Sep 07 2010
Let’s talk about this weeks message
I want to offer up the opportunity for anyone to write what they think about the topic preached on the previous Friday, or any Friday.
I will do my best to add my thoughts and responses, and I hope the others will do as well.
Such as a question that was asked of me after my message on 1 Peter 3:8-12.
“I know that we are to bless when we are insulted or someone does evil to us, but how does that relate to when someone commits a crime against us?”
This is a great question that I think we all could benefit from. So why don’t we get this going so that we all will help in our sanctification, remember, we are sanctified as individuals as well as a body.
My response is below:
As far as someone committing a crime towards you, and how you respond, there are a few things to consider.
There are certain things that people do to us that we can just let go of and love them, say for instance the analogy of the husband cheating on his wife.
But then there are other things that people do to us that isn’t only us that are affected. Some crimes will go beyond the personal, say for instance if someone were to break into your home, you would call the police, and if that person got arrested and you decided not to press charges, the state would probably take over and pursue prosecution. Because that isn’t only a crime to you, but to the state since they broke the state law.

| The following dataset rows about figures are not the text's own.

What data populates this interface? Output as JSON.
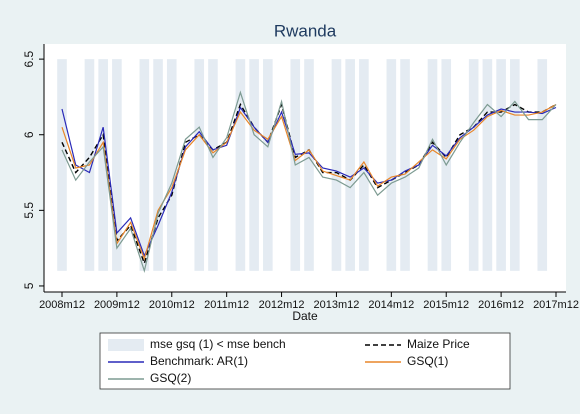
{
  "chart_data": {
    "type": "line",
    "title": "Rwanda",
    "x_label": "Date",
    "x": [
      "2008m12",
      "2009m3",
      "2009m6",
      "2009m9",
      "2009m12",
      "2010m3",
      "2010m6",
      "2010m9",
      "2010m12",
      "2011m3",
      "2011m6",
      "2011m9",
      "2011m12",
      "2012m3",
      "2012m6",
      "2012m9",
      "2012m12",
      "2013m3",
      "2013m6",
      "2013m9",
      "2013m12",
      "2014m3",
      "2014m6",
      "2014m9",
      "2014m12",
      "2015m3",
      "2015m6",
      "2015m9",
      "2015m12",
      "2016m3",
      "2016m6",
      "2016m9",
      "2016m12",
      "2017m3",
      "2017m6",
      "2017m9",
      "2017m12"
    ],
    "xticks": [
      "2008m12",
      "2009m12",
      "2010m12",
      "2011m12",
      "2012m12",
      "2013m12",
      "2014m12",
      "2015m12",
      "2016m12",
      "2017m12"
    ],
    "ylim": [
      4.96,
      6.6
    ],
    "yticks": [
      5,
      5.5,
      6,
      6.5
    ],
    "shade_range": [
      5.1,
      6.5
    ],
    "series": [
      {
        "name": "mse gsq (1) < mse bench",
        "color": "#e4ebf2",
        "kind": "shade",
        "values": [
          1,
          0,
          1,
          1,
          1,
          0,
          1,
          1,
          1,
          0,
          1,
          1,
          0,
          1,
          1,
          1,
          0,
          1,
          1,
          0,
          1,
          1,
          1,
          0,
          1,
          1,
          0,
          1,
          1,
          0,
          1,
          1,
          1,
          1,
          0,
          1,
          0
        ]
      },
      {
        "name": "Maize Price",
        "color": "#000000",
        "kind": "dashed",
        "values": [
          5.95,
          5.75,
          5.85,
          6.0,
          5.3,
          5.4,
          5.15,
          5.45,
          5.6,
          5.95,
          6.0,
          5.9,
          5.95,
          6.2,
          6.05,
          5.95,
          6.2,
          5.85,
          5.9,
          5.75,
          5.75,
          5.7,
          5.8,
          5.65,
          5.7,
          5.75,
          5.8,
          5.95,
          5.85,
          6.0,
          6.05,
          6.15,
          6.15,
          6.2,
          6.15,
          6.15,
          6.2
        ]
      },
      {
        "name": "Benchmark: AR(1)",
        "color": "#2a2ab8",
        "kind": "solid",
        "values": [
          6.17,
          5.8,
          5.75,
          6.05,
          5.35,
          5.45,
          5.2,
          5.4,
          5.62,
          5.92,
          6.02,
          5.9,
          5.93,
          6.18,
          6.05,
          5.95,
          6.15,
          5.87,
          5.88,
          5.78,
          5.76,
          5.72,
          5.78,
          5.68,
          5.7,
          5.76,
          5.8,
          5.93,
          5.86,
          5.98,
          6.05,
          6.13,
          6.17,
          6.15,
          6.15,
          6.14,
          6.18
        ]
      },
      {
        "name": "GSQ(1)",
        "color": "#e8862a",
        "kind": "solid",
        "values": [
          6.05,
          5.78,
          5.8,
          5.95,
          5.28,
          5.42,
          5.18,
          5.5,
          5.65,
          5.9,
          6.0,
          5.88,
          5.95,
          6.15,
          6.03,
          5.97,
          6.12,
          5.83,
          5.9,
          5.76,
          5.73,
          5.7,
          5.82,
          5.66,
          5.72,
          5.74,
          5.82,
          5.9,
          5.84,
          5.97,
          6.03,
          6.12,
          6.16,
          6.13,
          6.13,
          6.15,
          6.2
        ]
      },
      {
        "name": "GSQ(2)",
        "color": "#7d9b92",
        "kind": "solid",
        "values": [
          5.9,
          5.7,
          5.82,
          5.92,
          5.25,
          5.38,
          5.1,
          5.48,
          5.68,
          5.97,
          6.05,
          5.85,
          5.98,
          6.28,
          6.0,
          5.92,
          6.22,
          5.8,
          5.85,
          5.72,
          5.7,
          5.65,
          5.75,
          5.6,
          5.68,
          5.72,
          5.78,
          5.97,
          5.8,
          5.95,
          6.08,
          6.2,
          6.12,
          6.22,
          6.1,
          6.1,
          6.2
        ]
      }
    ]
  }
}
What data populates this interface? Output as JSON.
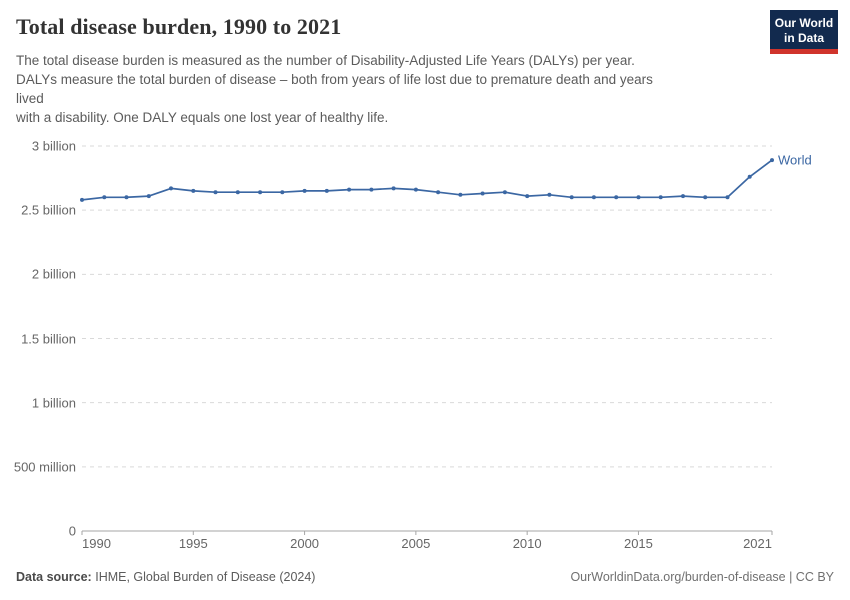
{
  "header": {
    "title": "Total disease burden, 1990 to 2021",
    "subtitle": "The total disease burden is measured as the number of Disability-Adjusted Life Years (DALYs) per year.\nDALYs measure the total burden of disease – both from years of life lost due to premature death and years\nlived\nwith a disability. One DALY equals one lost year of healthy life."
  },
  "logo": {
    "line1": "Our World",
    "line2": "in Data"
  },
  "colors": {
    "line": "#3b67a3",
    "grid": "#d9d9d9",
    "axis": "#a6a6a6",
    "tick_label": "#666666",
    "logo_bg": "#122a4e",
    "logo_stripe": "#d0342c",
    "title": "#333333",
    "subtitle": "#5b5b5b"
  },
  "chart_data": {
    "type": "line",
    "title": "Total disease burden, 1990 to 2021",
    "xlabel": "",
    "ylabel": "Disability-Adjusted Life Years (DALYs) per year",
    "ylim_billions": [
      0,
      3
    ],
    "grid": "horizontal dashed",
    "legend_position": "line-end label",
    "x_ticks": [
      1990,
      1995,
      2000,
      2005,
      2010,
      2015,
      2021
    ],
    "y_ticks": [
      {
        "value": 0,
        "label": "0"
      },
      {
        "value": 0.5,
        "label": "500 million"
      },
      {
        "value": 1,
        "label": "1 billion"
      },
      {
        "value": 1.5,
        "label": "1.5 billion"
      },
      {
        "value": 2,
        "label": "2 billion"
      },
      {
        "value": 2.5,
        "label": "2.5 billion"
      },
      {
        "value": 3,
        "label": "3 billion"
      }
    ],
    "x": [
      1990,
      1991,
      1992,
      1993,
      1994,
      1995,
      1996,
      1997,
      1998,
      1999,
      2000,
      2001,
      2002,
      2003,
      2004,
      2005,
      2006,
      2007,
      2008,
      2009,
      2010,
      2011,
      2012,
      2013,
      2014,
      2015,
      2016,
      2017,
      2018,
      2019,
      2020,
      2021
    ],
    "series": [
      {
        "name": "World",
        "values_billions": [
          2.58,
          2.6,
          2.6,
          2.61,
          2.67,
          2.65,
          2.64,
          2.64,
          2.64,
          2.64,
          2.65,
          2.65,
          2.66,
          2.66,
          2.67,
          2.66,
          2.64,
          2.62,
          2.63,
          2.64,
          2.61,
          2.62,
          2.6,
          2.6,
          2.6,
          2.6,
          2.6,
          2.61,
          2.6,
          2.6,
          2.76,
          2.89
        ]
      }
    ]
  },
  "footer": {
    "datasource_label": "Data source:",
    "datasource_value": "IHME, Global Burden of Disease (2024)",
    "attribution": "OurWorldinData.org/burden-of-disease | CC BY"
  }
}
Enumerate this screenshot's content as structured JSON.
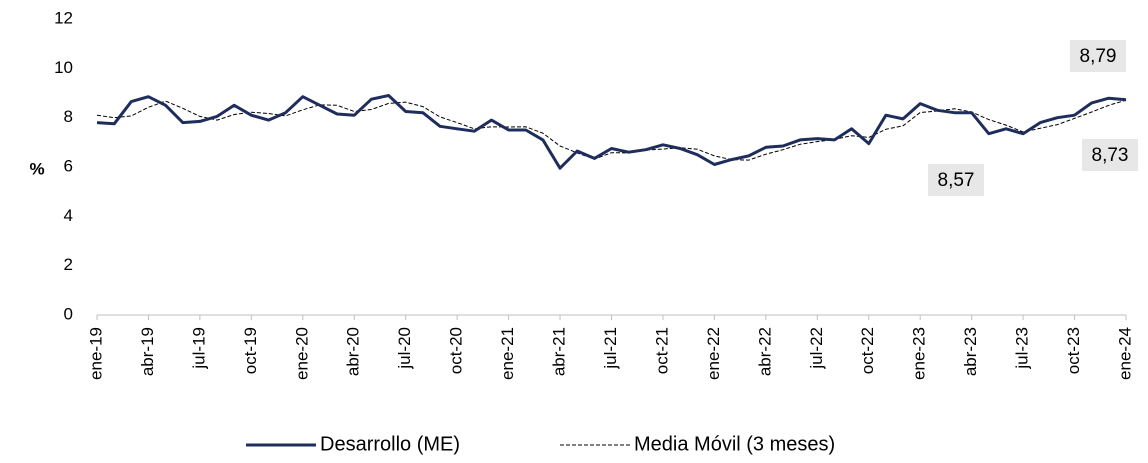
{
  "chart_data": {
    "type": "line",
    "y_label": "%",
    "categories": [
      "ene-19",
      null,
      null,
      "abr-19",
      null,
      null,
      "jul-19",
      null,
      null,
      "oct-19",
      null,
      null,
      "ene-20",
      null,
      null,
      "abr-20",
      null,
      null,
      "jul-20",
      null,
      null,
      "oct-20",
      null,
      null,
      "ene-21",
      null,
      null,
      "abr-21",
      null,
      null,
      "jul-21",
      null,
      null,
      "oct-21",
      null,
      null,
      "ene-22",
      null,
      null,
      "abr-22",
      null,
      null,
      "jul-22",
      null,
      null,
      "oct-22",
      null,
      null,
      "ene-23",
      null,
      null,
      "abr-23",
      null,
      null,
      "jul-23",
      null,
      null,
      "oct-23",
      null,
      null,
      "ene-24"
    ],
    "series": [
      {
        "name": "Desarrollo (ME)",
        "color": "#1f2d5c",
        "style": "solid",
        "values": [
          7.8,
          7.75,
          8.65,
          8.85,
          8.5,
          7.8,
          7.85,
          8.05,
          8.5,
          8.1,
          7.9,
          8.2,
          8.85,
          8.5,
          8.15,
          8.1,
          8.75,
          8.9,
          8.25,
          8.2,
          7.65,
          7.55,
          7.45,
          7.9,
          7.5,
          7.5,
          7.1,
          5.95,
          6.65,
          6.35,
          6.75,
          6.6,
          6.7,
          6.9,
          6.75,
          6.5,
          6.1,
          6.3,
          6.45,
          6.8,
          6.85,
          7.1,
          7.15,
          7.1,
          7.55,
          6.95,
          8.1,
          7.95,
          8.57,
          8.3,
          8.2,
          8.2,
          7.35,
          7.55,
          7.35,
          7.8,
          8.0,
          8.1,
          8.6,
          8.79,
          8.73
        ]
      },
      {
        "name": "Media Móvil (3 meses)",
        "color": "#000000",
        "style": "dashed",
        "values": [
          8.1,
          8.0,
          8.07,
          8.42,
          8.67,
          8.38,
          8.05,
          7.9,
          8.13,
          8.22,
          8.17,
          8.07,
          8.32,
          8.52,
          8.5,
          8.25,
          8.33,
          8.58,
          8.63,
          8.45,
          8.03,
          7.8,
          7.55,
          7.63,
          7.62,
          7.63,
          7.37,
          6.85,
          6.57,
          6.32,
          6.58,
          6.57,
          6.68,
          6.73,
          6.78,
          6.72,
          6.45,
          6.3,
          6.28,
          6.52,
          6.7,
          6.92,
          7.03,
          7.12,
          7.27,
          7.2,
          7.53,
          7.67,
          8.21,
          8.27,
          8.36,
          8.23,
          7.92,
          7.7,
          7.42,
          7.57,
          7.72,
          7.97,
          8.23,
          8.5,
          8.71
        ]
      }
    ],
    "annotations": [
      "8,79",
      "8,57",
      "8,73"
    ],
    "ylim": [
      0,
      12
    ],
    "yticks": [
      0,
      2,
      4,
      6,
      8,
      10,
      12
    ],
    "grid": false,
    "legend": "bottom"
  }
}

In Romans 13 Paul talks about how we are to submit to the Government and obey because they are a messenger from God to reward good and punish evil.
Paul also says in Ephesians 5 that we are not to partake in any evil deeds, but expose them.
So I would say when dealing with someone who wrongs you or commits a crime toward you, you can look at it like this:
What is the severity of it, is it something that love can cover?
Are you the only one effected, and if not then for the sake of state justice, report it?
Obey your conscience, if your conscience doesn’t feel right about something, don’t do it.
But ultiimately you want to make sure that you are not taking matters into your own hands and desiring someone punished because they have wronged you, that is where it would break down, because then it is personal and you would be returning the evil for evil.
But if you seek to honor God, and the state, then you have the right to hand the case over to the courts.
I think as Christian, we should be very passive when it comes to evil, but we are not called to be doormats, we are called to be godly.
I hope this helps.
This is from John Macarthur’s message on this passage and I think it gets to the heart of the issue.
http://www.gty.org/Resources/transcripts/60-33
Now you know what that all sums up to? One word, it starts with “F,” what is it? Forgive them. That’s the all-encompassing term because that’s what allows you to respond in that way. It amounts to forgiveness, unselfish, forgiving, gracious, merciful love to someone who harms us.
I always think of my brother-in-law, Duane Rey, many of you know him. He had a son, of course, all of us who knew loved in a special way Tim. And I think of Tim as a vibrant, enthusiastic, dynamic Christian young man. He was a star volleyball player at Northridge, very involved in Grace Church. Not a few years ago, just a few years ago, he was working in a market, a man on drugs came into the market over in Sun Valley and pulled a gun and murdered him when he tried to protect another checker from this guy who was robbing the place. And I remember the night that I received a phone call and said, “Tim’s been shot and he’s dead.” I’ll never forget it. And to watch the scenario unfold and the unbelievable loss of this young man’s life, a young man who was idolized by many, including my own children, who was in many ways a role model for other young man, and I watched Duane dealing with this and had a number of conversations with him. And always his concern was, “Somehow I have got to get into the jail to reach this man who killed my son in order to present to him the gospel.” That was always Duane’s concern.
And as I remember, Patricia, he had the opportunity to do that. That is a forgiving heart. Unimaginably for those of us who are parents but that is the forgiving heart toward one who has murdered your son. That’s the right response.